Summary

SablierV2MerkleLT is used to create system specific airstreams, which close to an airdrop, but using sablier lockup streams to unlock the tokens in time. Currently it is possible to for users to create linear and tranche streams.

Vulnerability Details

The problem is that there is no guarantee what amount of the corresponding ERC20 token is inside the SablierV2MerkleLockup contract, which means that if there is not enough for all users with merkle proof, tokens would be distributed by "first-come-first-serve", which is not fair. This is the case, because when claim is called, corresponding lockupStream will try to send corresponding amount from msg.sender(in this case SablierV2Merkle contract).
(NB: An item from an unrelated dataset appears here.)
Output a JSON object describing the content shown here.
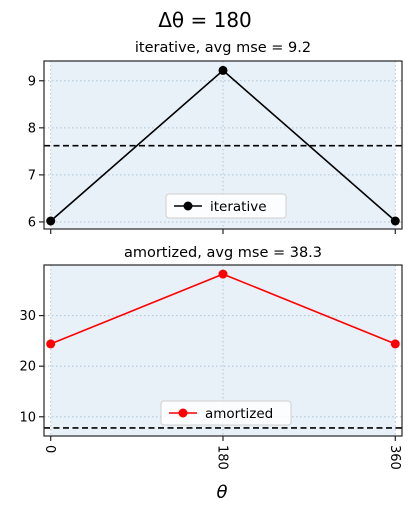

And if the case is such that the cotract doesn't have enough funds for all claimers, some of them looses. The following may be used as honeyp pot attack by malicious creator, who promises prize distribution and showing as proof merkle root with claims, or funds in the contract.

Impact

Unfair reward distribution

Tools Used

Manual Review

Recommendations

We cannot mitigate this concern in 100%, because merkle part is off chain and there could always be infinet proofs for the correponding merkle tree.

So one solution would be to store merkle tree on-chain and so on SablierV2MerkleLockup creation a transferFrom with the amount of all leafs should be done. By this, there would be guarantee for no inconvenient scenarios.